Lions chief executive Andy Ambler said: "Like all Millwall fans and football fans generally, we're appalled by the footage we've seen."
He added: "Clearly that behaviour is unacceptable in any football ground in the country and at Millwall we will ban the individuals for life and we hope that Sky will pass the footage to the police so that further action can be taken.
"Sadly racism exists in our society and certain individuals want to bring it into football grounds. It's down to us in football do to more.
"We think football is the solution to the problem and the work that we do will continue and we need to continue it.
"That day against Leeds obviously there was an allegation of abuse made online initially. We investigated it straight away.
"We interviewed stewards, police, players, we looked at the TV footage too as it was live on Sky.
"After speaking to the player who had the alleged abuse at him during the day, he said that he heard no abuse on the day so that was basically at that point the end of the investigation - although we're going to open it again now."
The alleged episode took place during an npower Championship match at Millwall's stadium, the Den, in south-east London.
Bolton forward Marvin Sordell has previously made allegations of racial abuse towards Millwall's fans.
A banner stating "Sordell is a c***" was unfurled at a later game which came in the wake of his claims, while a 13-year-old boy was banned from the ground.
Sordell who represented Great Britain at the London 2012 Olympics, has faced racial abuse on social media websites and claims he is not shocked that such things still occur.
He said: "We're a developed, multi-cultural society.

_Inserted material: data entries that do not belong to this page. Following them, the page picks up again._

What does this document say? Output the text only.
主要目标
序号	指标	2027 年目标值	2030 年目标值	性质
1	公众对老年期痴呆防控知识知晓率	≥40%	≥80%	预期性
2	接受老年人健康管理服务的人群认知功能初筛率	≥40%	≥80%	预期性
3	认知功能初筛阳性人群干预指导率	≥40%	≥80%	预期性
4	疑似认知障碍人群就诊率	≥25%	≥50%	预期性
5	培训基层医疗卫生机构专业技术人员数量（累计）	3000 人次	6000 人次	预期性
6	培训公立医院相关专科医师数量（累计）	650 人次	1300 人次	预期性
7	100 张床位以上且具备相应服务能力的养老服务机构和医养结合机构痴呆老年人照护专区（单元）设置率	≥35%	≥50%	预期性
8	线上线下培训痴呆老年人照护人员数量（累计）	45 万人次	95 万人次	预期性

It's surprising it can still go on - but it doesn't exactly shock me.
"We can't be silent about it. We need to make people aware that there is a problem going on and only when people are aware of the problem can it be sorted out.
"As long as people are brave enough I'd say to come out and say exactly what's happened to them then I think we'll be going in the right direction because the first thing that needs to happen is that we can't be silent about it."
The 21-year-old admitted abuse can inspire him, adding: "Sometimes it gives me that bit more fire to prove people wrong and that I can rise above it."
David Bernstein, the FA chairman, is treating allegations with the utmost importance, telling Sky Sports News: "These issues bother me intensely. They have become top of my agenda in terms of moving these things on and combating these things.
"The awareness of it could not be higher."
A Scotland Yard spokesman said: "The Metropolitan Police Service (MPS) takes any allegation of racist chanting and/or behaviour very seriously.
"If any matters are brought to our attention they will of course be thoroughly investigated as part of Operation Arrowtip, which is the Metropolitan Police Service's ongoing football operation to challenge individuals or groups engaged in football related disorder or criminality.
"The MPS routinely work very closely with football clubs and partner agencies to monitor behaviour to ensure public confidence and safety."
Chief Superintendent Mick Johnson, from the MPS Public Order Branch, said: "It is important that we work with football clubs and the football authorities, including the FA, to ensure that there is no misunderstanding about what constitutes racist language or behaviour and that we work with clubs to educate, encourage and empower supporters to stamp out racism in football.
"Some words which historically have been perceived by some as acceptable cause harassment, alarm or distress to others, and people who use this language could be committing a criminal offence.
"Offensive language, within football chants or otherwise, has no place within football, or indeed in society, and those who engage in such behaviour should be under no illusion that they are committing a crime.
"If it is unacceptable outside football then it is unacceptable inside football."